When processing web application log data, I typically get decently delimited files that have sub-fields embedded in a main field. For example (completely made up):
20141012 12:34:23;www.host.com;asd42s329;o1=a1&o2=a2&o3=a3;200 OK
This parses into TIME, HOST, ID, QUERYSTRING;HTTP RESPONSE
The QUERYSTRING field needs sub-parsing.

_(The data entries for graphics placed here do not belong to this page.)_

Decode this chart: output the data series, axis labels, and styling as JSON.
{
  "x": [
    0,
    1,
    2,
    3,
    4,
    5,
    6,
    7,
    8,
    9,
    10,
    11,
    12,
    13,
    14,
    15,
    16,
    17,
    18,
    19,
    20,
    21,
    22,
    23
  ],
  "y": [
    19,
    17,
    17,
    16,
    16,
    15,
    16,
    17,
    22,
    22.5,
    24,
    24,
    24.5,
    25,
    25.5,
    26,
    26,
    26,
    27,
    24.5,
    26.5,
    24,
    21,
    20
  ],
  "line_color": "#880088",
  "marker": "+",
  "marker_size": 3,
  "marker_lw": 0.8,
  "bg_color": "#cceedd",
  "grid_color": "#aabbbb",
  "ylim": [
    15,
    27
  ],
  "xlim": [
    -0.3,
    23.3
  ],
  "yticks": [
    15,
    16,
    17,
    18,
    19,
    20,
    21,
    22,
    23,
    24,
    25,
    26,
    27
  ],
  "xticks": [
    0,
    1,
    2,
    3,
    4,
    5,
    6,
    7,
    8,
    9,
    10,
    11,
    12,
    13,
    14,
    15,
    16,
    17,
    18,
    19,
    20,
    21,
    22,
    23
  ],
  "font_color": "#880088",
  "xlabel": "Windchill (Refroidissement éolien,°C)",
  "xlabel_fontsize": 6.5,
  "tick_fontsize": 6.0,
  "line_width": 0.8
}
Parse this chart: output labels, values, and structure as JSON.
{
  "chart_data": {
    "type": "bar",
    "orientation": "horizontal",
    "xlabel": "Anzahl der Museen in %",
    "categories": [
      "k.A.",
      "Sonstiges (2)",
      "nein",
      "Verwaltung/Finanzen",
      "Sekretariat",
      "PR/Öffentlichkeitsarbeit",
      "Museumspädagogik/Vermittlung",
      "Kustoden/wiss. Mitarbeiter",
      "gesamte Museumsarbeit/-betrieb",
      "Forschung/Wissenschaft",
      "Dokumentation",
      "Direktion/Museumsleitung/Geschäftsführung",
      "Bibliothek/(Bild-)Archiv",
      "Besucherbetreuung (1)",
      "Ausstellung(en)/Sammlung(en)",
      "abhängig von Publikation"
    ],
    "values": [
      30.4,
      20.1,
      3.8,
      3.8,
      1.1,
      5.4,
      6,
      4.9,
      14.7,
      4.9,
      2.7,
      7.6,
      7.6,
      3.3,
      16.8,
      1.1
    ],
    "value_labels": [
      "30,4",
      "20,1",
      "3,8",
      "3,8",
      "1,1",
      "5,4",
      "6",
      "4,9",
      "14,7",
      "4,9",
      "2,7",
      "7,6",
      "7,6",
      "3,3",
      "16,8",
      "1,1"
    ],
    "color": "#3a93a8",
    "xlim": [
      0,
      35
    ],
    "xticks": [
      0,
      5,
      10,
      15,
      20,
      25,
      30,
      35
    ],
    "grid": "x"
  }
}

Here’s one method, which depends on a few packages
Build up the sample set:
suppressPackageStartupMessages(require(tidyr))
suppressPackageStartupMessages(require(dplyr))
suppressPackageStartupMessages(require(stringr))
obs = data.frame(id=seq(1:4),
host=letters[seq(1:4)],
query=c("o1=a1&o2=a2&o3=a3",
"o1=b1&o2=b2",
"o3=c3&o1=c1", #note order
"o1=d1&o2=d2&o3=d3"))
Obs would be the result of a read.csv() command or some similar technique
## id host query
## 1 1 a o1=a1&o2=a2&o3=a3
## 2 2 b o1=b1&o2=b2
## 3 3 c o3=c3&o1=c1
## 4 4 d o1=d1&o2=d2&o3=d3
x = str_split(obs$query, "&")
df = data.frame(id = rep(obs$id, sapply(x, length)),
host=rep(obs$host, sapply(x, length)),
onvp=unlist(x),
stringsAsFactors=F)
df_temp = df %>% separate(onvp, c("var", "value")) %>% arrange(id)
pretty_sure_tidy = df_temp %>% spread(var,value)
And the pretty_sure_tidy data frame has the query-string unrolled.
## id host o1 o2 o3
## 1 1 a a1 a2 a3
## 2 2 b b1 b2 <NA>
## 3 3 c c1 <NA> c3
## 4 4 d d1 d2 d3
If you aren’t a tidyr user, reshape2 works
#can do the same thing as above with a transform and then a dcast
suppressPackageStartupMessages(require(reshape2))
df_tr = transform(df, var = sub("=.*", "", onvp), value = sub(".*=", "", onvp))
casted = dcast(data = df_tr, id + host ~ var, value.var="value")